Editorial

Derramamiento de sangre en Nicaragua

miércoles, 11 de julio de 2018 · 00:15

En casi tres meses de protestas en Nicaragua contra el régimen autoritario del presidente Daniel Ortega y su esposa, la vicepresidenta Rosario Murillo, se ha producido la muerte de más de  250 personas o más de 300, según la agencia internacional que se cite, a manos de las brutales fuerzas policiales, paramilitares y seguidores del régimen.  El país vive la crisis política más sangrienta desde la década de  los años 80.

Las últimas víctimas murieron el domingo, que ha sido considerado el día más sangriento en lo que va de la insurrección popular. 

Según un reporte de  BBC Mundo, 38 personas murieron en los municipios de Diriamba y Jinotepe, en el departamento de Carazo y en el departamento de Matagalpa, en una “operación de limpieza” que ha emprendido el régimen de Ortega para desbloquear las carreteras.

Esta operación ha sido acompañada de un ataque vandálico a una iglesia y la agresión a los miembros de la jerarquía católica que, como una medida para salir de la crisis, ha pedido el adelantamiento de las elecciones.

Frente a esos hechos, en las últimas horas la Comisión Interamericana de Derechos Humanos (CIDH) y la Oficina Regional para América Central del Alto Comisionado de las Naciones Unidas para los Derechos Humanos (OACNUDH) emitieron un comunicado condenando la acción oficialista. “Condenamos asimismo la estigmatización y persecución de personas defensoras de derechos humanos y  otros actores en el proceso de Diálogo Nacional”, indica una nota de prensa.

En un informe del 22 de junio, la CIHD, además, ha responsabilizado por la muerte de 212 personas (esa era la cifra de fallecidos entonces) al régimen de Ortega. 

Los gobiernos de Venezuela y Bolivia fueron los únicos que no respaldaron el informe y se convirtieron en cómplices de la situación.
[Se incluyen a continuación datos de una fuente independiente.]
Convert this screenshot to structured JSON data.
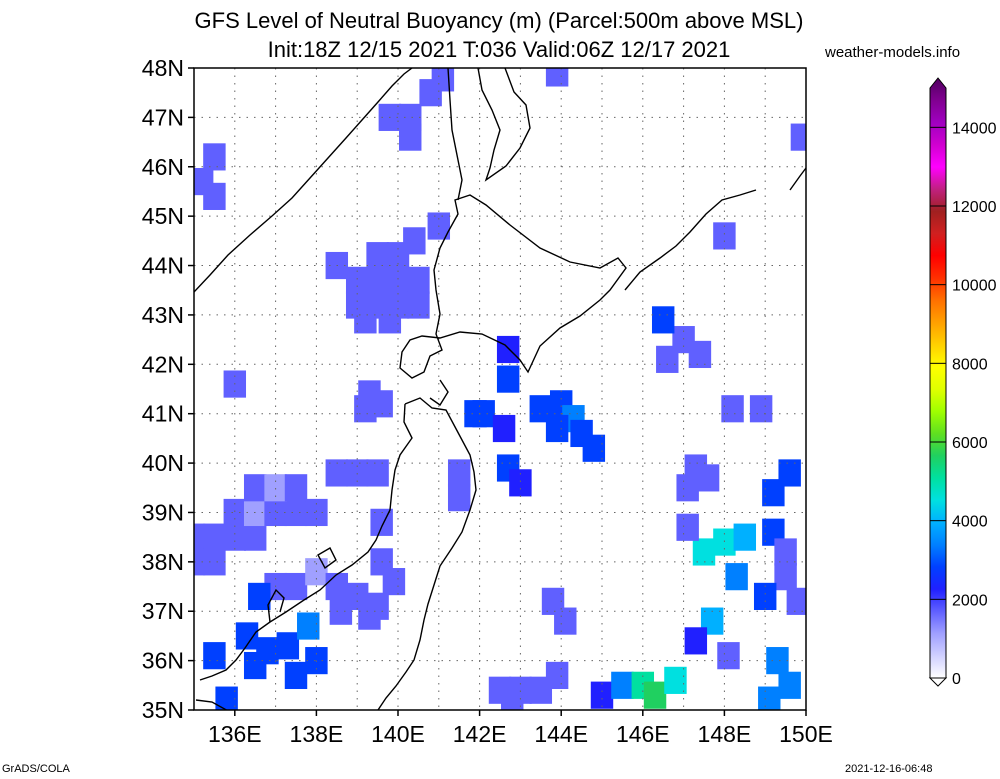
{
  "title": {
    "line1": "GFS Level of Neutral Buoyancy (m) (Parcel:500m above MSL)",
    "line2": "Init:18Z 12/15 2021 T:036 Valid:06Z 12/17 2021"
  },
  "credit": "weather-models.info",
  "footer": {
    "left": "GrADS/COLA",
    "right": "2021-12-16-06:48"
  },
  "map": {
    "lat_labels": [
      "35N",
      "36N",
      "37N",
      "38N",
      "39N",
      "40N",
      "41N",
      "42N",
      "43N",
      "44N",
      "45N",
      "46N",
      "47N",
      "48N"
    ],
    "lon_labels": [
      "136E",
      "138E",
      "140E",
      "142E",
      "144E",
      "146E",
      "148E",
      "150E"
    ],
    "lat_range": [
      35,
      48
    ],
    "lon_range": [
      135,
      150
    ],
    "gridlines": "dotted"
  },
  "colorbar": {
    "labels": [
      "0",
      "2000",
      "4000",
      "6000",
      "8000",
      "10000",
      "12000",
      "14000"
    ],
    "values": [
      0,
      2000,
      4000,
      6000,
      8000,
      10000,
      12000,
      14000
    ],
    "max": 15000,
    "colors": [
      "#ffffff",
      "#d0d0ff",
      "#a0a0ff",
      "#6060ff",
      "#2020ff",
      "#0040ff",
      "#0080ff",
      "#00b0ff",
      "#00e0e0",
      "#00e0a0",
      "#20d060",
      "#60e020",
      "#a0ff00",
      "#e0ff00",
      "#ffff00",
      "#ffd000",
      "#ffa000",
      "#ff7000",
      "#ff3000",
      "#ff0000",
      "#d02020",
      "#a02020",
      "#c02080",
      "#ff00ff",
      "#d000d0",
      "#a000c0",
      "#800090",
      "#500060"
    ]
  },
  "field": {
    "cells": [
      [
        135,
        38.5,
        1400
      ],
      [
        135.5,
        38.5,
        1500
      ],
      [
        136,
        38.5,
        1600
      ],
      [
        136.5,
        38.5,
        1400
      ],
      [
        135,
        38,
        1500
      ],
      [
        135.5,
        38,
        1400
      ],
      [
        136,
        39,
        1500
      ],
      [
        136.5,
        39,
        1300
      ],
      [
        137,
        39,
        1500
      ],
      [
        137.5,
        39,
        1400
      ],
      [
        138,
        39,
        1600
      ],
      [
        136.5,
        39.5,
        1400
      ],
      [
        137,
        39.5,
        1300
      ],
      [
        137.5,
        39.5,
        1500
      ],
      [
        138.5,
        39.8,
        1400
      ],
      [
        139,
        39.8,
        1500
      ],
      [
        139.5,
        39.8,
        1400
      ],
      [
        139.6,
        38.8,
        1400
      ],
      [
        135.5,
        46.2,
        1600
      ],
      [
        135.2,
        45.7,
        1600
      ],
      [
        135.5,
        45.4,
        1700
      ],
      [
        139.8,
        47,
        1500
      ],
      [
        140.3,
        47,
        1500
      ],
      [
        140.8,
        47.5,
        1400
      ],
      [
        141.1,
        47.8,
        1400
      ],
      [
        140.3,
        46.6,
        1500
      ],
      [
        139.5,
        44.2,
        1500
      ],
      [
        140,
        44.2,
        1400
      ],
      [
        140.4,
        44.5,
        1500
      ],
      [
        139,
        43.7,
        1400
      ],
      [
        139.5,
        43.7,
        1500
      ],
      [
        140,
        43.7,
        1400
      ],
      [
        140.5,
        43.7,
        1500
      ],
      [
        139,
        43.2,
        1400
      ],
      [
        139.5,
        43.2,
        1500
      ],
      [
        140,
        43.2,
        1400
      ],
      [
        140.5,
        43.2,
        1400
      ],
      [
        139.2,
        42.9,
        1500
      ],
      [
        139.8,
        42.9,
        1400
      ],
      [
        138.5,
        44,
        1600
      ],
      [
        141,
        44.8,
        1500
      ],
      [
        136,
        41.6,
        1600
      ],
      [
        139.3,
        41.4,
        1500
      ],
      [
        139.6,
        41.2,
        1400
      ],
      [
        139.2,
        41.1,
        1500
      ],
      [
        141.5,
        39.8,
        1700
      ],
      [
        141.5,
        39.3,
        1800
      ],
      [
        142.7,
        39.9,
        2500
      ],
      [
        143,
        39.6,
        2400
      ],
      [
        143.5,
        41.1,
        2800
      ],
      [
        144,
        41.2,
        3000
      ],
      [
        144.3,
        40.9,
        3200
      ],
      [
        144.5,
        40.6,
        2900
      ],
      [
        144.8,
        40.3,
        2600
      ],
      [
        143.9,
        40.7,
        2800
      ],
      [
        142.7,
        42.3,
        2300
      ],
      [
        142.7,
        41.7,
        2500
      ],
      [
        142.1,
        41,
        2600
      ],
      [
        142.6,
        40.7,
        2200
      ],
      [
        137,
        37.5,
        1500
      ],
      [
        137.5,
        37.5,
        1700
      ],
      [
        138,
        37.8,
        1300
      ],
      [
        138.5,
        37.5,
        1600
      ],
      [
        139,
        37.3,
        1600
      ],
      [
        139.5,
        37.1,
        1800
      ],
      [
        139.6,
        38,
        1600
      ],
      [
        139.9,
        37.6,
        1700
      ],
      [
        139.3,
        36.9,
        1900
      ],
      [
        138.6,
        37,
        1800
      ],
      [
        136.3,
        36.5,
        2600
      ],
      [
        136.8,
        36.2,
        2800
      ],
      [
        137.3,
        36.3,
        3000
      ],
      [
        137.8,
        36.7,
        3200
      ],
      [
        138,
        36,
        2900
      ],
      [
        137.5,
        35.7,
        2700
      ],
      [
        136.5,
        35.9,
        2600
      ],
      [
        135.5,
        36.1,
        2500
      ],
      [
        135.8,
        35.2,
        2700
      ],
      [
        136.6,
        37.3,
        3000
      ],
      [
        142.5,
        35.4,
        1500
      ],
      [
        143,
        35.4,
        1400
      ],
      [
        143.5,
        35.4,
        1500
      ],
      [
        143.9,
        35.7,
        1600
      ],
      [
        142.8,
        35.1,
        1700
      ],
      [
        145,
        35.3,
        2000
      ],
      [
        145.5,
        35.5,
        3500
      ],
      [
        146,
        35.5,
        5000
      ],
      [
        146.3,
        35.3,
        5400
      ],
      [
        146.8,
        35.6,
        4200
      ],
      [
        147.5,
        38.2,
        4300
      ],
      [
        148,
        38.4,
        4600
      ],
      [
        148.5,
        38.5,
        3800
      ],
      [
        149.2,
        38.6,
        2600
      ],
      [
        149.5,
        38.2,
        1900
      ],
      [
        149.5,
        37.7,
        1800
      ],
      [
        149.8,
        37.2,
        1700
      ],
      [
        149.2,
        39.4,
        2800
      ],
      [
        149.6,
        39.8,
        2600
      ],
      [
        149,
        37.3,
        3000
      ],
      [
        148.3,
        37.7,
        3300
      ],
      [
        147.7,
        36.8,
        3700
      ],
      [
        147.3,
        36.4,
        2200
      ],
      [
        148.1,
        36.1,
        1700
      ],
      [
        149.3,
        36,
        3500
      ],
      [
        149.6,
        35.5,
        3400
      ],
      [
        149.1,
        35.2,
        3100
      ],
      [
        147.3,
        39.9,
        1600
      ],
      [
        147.6,
        39.7,
        1500
      ],
      [
        147.1,
        39.5,
        1700
      ],
      [
        148.2,
        41.1,
        1500
      ],
      [
        148.9,
        41.1,
        1600
      ],
      [
        147.4,
        42.2,
        1700
      ],
      [
        147,
        42.5,
        1600
      ],
      [
        146.6,
        42.1,
        1700
      ],
      [
        146.5,
        42.9,
        3000
      ],
      [
        148,
        44.6,
        1500
      ],
      [
        149.9,
        46.6,
        1600
      ],
      [
        143.9,
        47.9,
        1500
      ],
      [
        141.9,
        41,
        2600
      ],
      [
        147.1,
        38.7,
        1600
      ],
      [
        143.8,
        37.2,
        1700
      ],
      [
        144.1,
        36.8,
        1800
      ]
    ]
  }
}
Fue una verdadera vergüenza que nuestro gobierno, representado por el embajador Diego Pari, no haya defendido los derechos humanos por encima de la línea ideológica.

Hace unas semanas, Amnistía Internacional y la Comisión Interamericana de Derechos Humanos (CIDH) han señalado que se teme que en Nicaragua se estén produciendo ejecuciones extrajudiciales, perpetradas por integrantes de la Policía Nacional y fuerzas parapoliciales. También circulan fotografías en las redes sociales sobre la presunta acción de francotiradores contra los manifestantes, por lo general jóvenes universitarios.

Las protestas contra Ortega y Murillo empezaron el 18 de abril tras el anuncio de unas reformas en los planes de la seguridad social, pero ese fue sólo el pretexto para despertar a una sociedad hastiada de la corrupción, abusos y excesos del régimen, que lleva 11 años en el poder y que ha logrado reformar la Constitución para permitir la reelección indefinida.

Ambos lograron anular legalmente a los principales candidatos y partidos opositores y acudieron a las urnas casi sin adversarios en 2017, un modelo usado también por Nicolás Maduro en Venezuela en las recientes elecciones. Los manifestantes exigen la renuncia de ambos mandatarios y la convocatoria a elecciones libres.

Ortega y su esposa han constituido una nueva oligarquía en el país, en la que los jerarcas del partido en el poder, el Frente Sandinista, dominan los más importantes negocios. Aparte de la polémica pareja presidencial, uno de los casos más emblemáticos de la corrupción descarada del régimen es el del expresidente del Consejo Electoral, Roberto Rivas, acusado de blanqueo y tráfico de dinero por entidades internacionales. Rivas ostenta su riqueza con desvergüenza, la que incluye aviones privados, vehículos de lujo y un yate; la oposición lo acusa de haber orquestado un fraude electoral.

La lucha de los nicaragüenses debe ser respaldada a nivel internacional. La OEA y gobiernos  deberían mantener con Nicaragua la misma firmeza que los lleva a presionar al régimen dictatorial de Nicolás Maduro. Ello debería ocurrir, y pronto.